We were alone in the office. The comrade grabbed my shoulder and painfully yanked me around to face him.
‘Now stop shaking and answer my questions,’ he said. ‘Has your mother ever told you anything that is not taught in school?’
I started to cry. And in an instant I understood that the only ones suspected of the chalk graffiti on the street were my mother and me.
‘Calm down and answer my question. Unless you answer you will not leave this room,’ the comrade shouted.
Then, to my own surprise, I did calm down. I took a deep breath and said, ‘Yes, she did tell me how a baby is created. She’s a doctor, she knows this, and now I also know. That’s not taught in school.’
The comrade looked as if he’d been dunked in icy water. My fear was receding. In its place grew a feeling that there was nothing he could do to me. He would never, under any circumstances, find out what I knew: about freedom, about the lice and the slaves. He would never find out.
The comrade looked uncomfortable.
‘Is that all she’s told you?’
‘No, not all. She’s drawn how a baby lies in a mother’s womb and how hard it is for it to get out. And in general, how hard it is to be born.’
I took heart. I saw how the comrade’s sweaty countenance deflated. How he pulled out his dirty handkerchief and wiped his face.
‘Great strength is needed,’ I said, ‘for the baby to crawl out of its mother.
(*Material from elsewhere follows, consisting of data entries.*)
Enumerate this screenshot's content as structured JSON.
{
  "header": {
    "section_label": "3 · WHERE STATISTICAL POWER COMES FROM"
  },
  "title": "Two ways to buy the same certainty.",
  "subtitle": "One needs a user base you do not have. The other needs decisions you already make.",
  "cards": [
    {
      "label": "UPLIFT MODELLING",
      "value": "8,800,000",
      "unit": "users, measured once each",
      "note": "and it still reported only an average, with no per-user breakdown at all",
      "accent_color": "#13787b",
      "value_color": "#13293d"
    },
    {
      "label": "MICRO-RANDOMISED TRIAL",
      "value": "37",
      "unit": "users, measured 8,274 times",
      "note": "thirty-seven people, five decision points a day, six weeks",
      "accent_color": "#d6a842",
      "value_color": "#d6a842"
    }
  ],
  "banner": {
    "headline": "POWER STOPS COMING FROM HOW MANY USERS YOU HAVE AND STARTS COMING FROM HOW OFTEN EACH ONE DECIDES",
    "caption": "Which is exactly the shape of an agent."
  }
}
Usually that takes place with his or her head first.’
‘Thanks, that’s enough,’ the comrade said. ‘I have no more questions.’
He stood, opened the door and called in the head, who had been waiting obediently outside.
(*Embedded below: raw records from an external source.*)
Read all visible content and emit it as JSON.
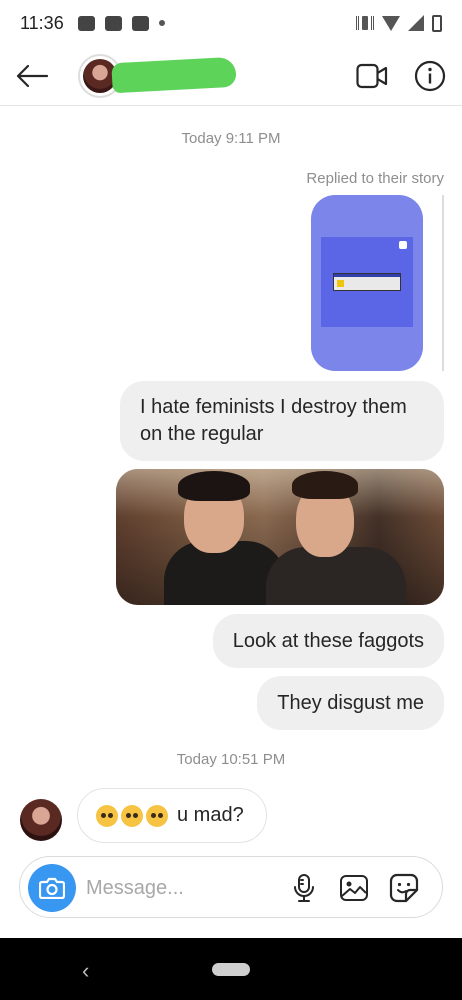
{
  "status_bar": {
    "time": "11:36"
  },
  "header": {
    "back_label": "←"
  },
  "messages": {
    "timestamp_1": "Today 9:11 PM",
    "reply_note": "Replied to their story",
    "out_1": "I hate feminists I destroy them on the regular",
    "out_2": "Look at these faggots",
    "out_3": "They disgust me",
    "timestamp_2": "Today 10:51 PM",
    "in_1_text": "u mad?"
  },
  "composer": {
    "placeholder": "Message..."
  },
  "nav": {
    "back": "‹"
  },
  "colors": {
    "accent": "#3897f0",
    "bubble": "#efefef",
    "story": "#7b85ea",
    "redaction": "#5dd35a"
  }
}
‘Everything is in order,’ the comrade said.
I saw enormous relief in the headmistress’s eyes. She led me back out into the corridor, told me that I could have the rest of the day off and patted my head quite kindly.
I snatched my school bag from the classroom and my coat from the locker and headed for my beloved embankment by the railway tracks.
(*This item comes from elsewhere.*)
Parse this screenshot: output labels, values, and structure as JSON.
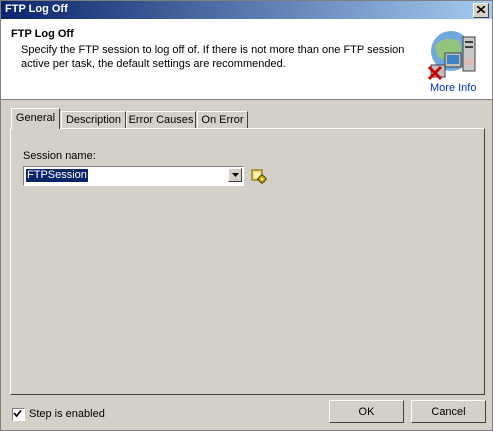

I settled down on a tree stump. This was my freedom, my time. From afar an overnight train roared its approach. Those trains never stopped at our station.
When the din of the train had faded, silence set in. In that silence, my heart beat calmly and I feared neither the dark forest nor the animals it harboured. And I wasn’t afraid of my mother, only terribly worried about her. And I knew it would be like this until death separated us.
It was a strange evening. I boiled a pail of water, got an old brush and went out into the street. The dog followed me. I poured hot water over the chalked graffiti and, with alternate sluicing and scrubbing, the words gradually disappeared. Now and then, lights in the surrounding houses marked out curious onlookers, but no one stared for long. Even after darkness fell, I continued to scrape away at the asphalt with my brush. When I finally went home, all that remained was a blurred chalk residue.
*
Exiled, I went out into the hospital’s car park. At intervals the ambulances would bring new patients to the emergency entrance. I gazed at the lighted windows. The dimly lit wards, the bright lights of the operating theatre, the dark blue of the morgue. All these were mine no longer. I was driven out into a world for which I cared nothing. A world in which I had been unnecessary since birth.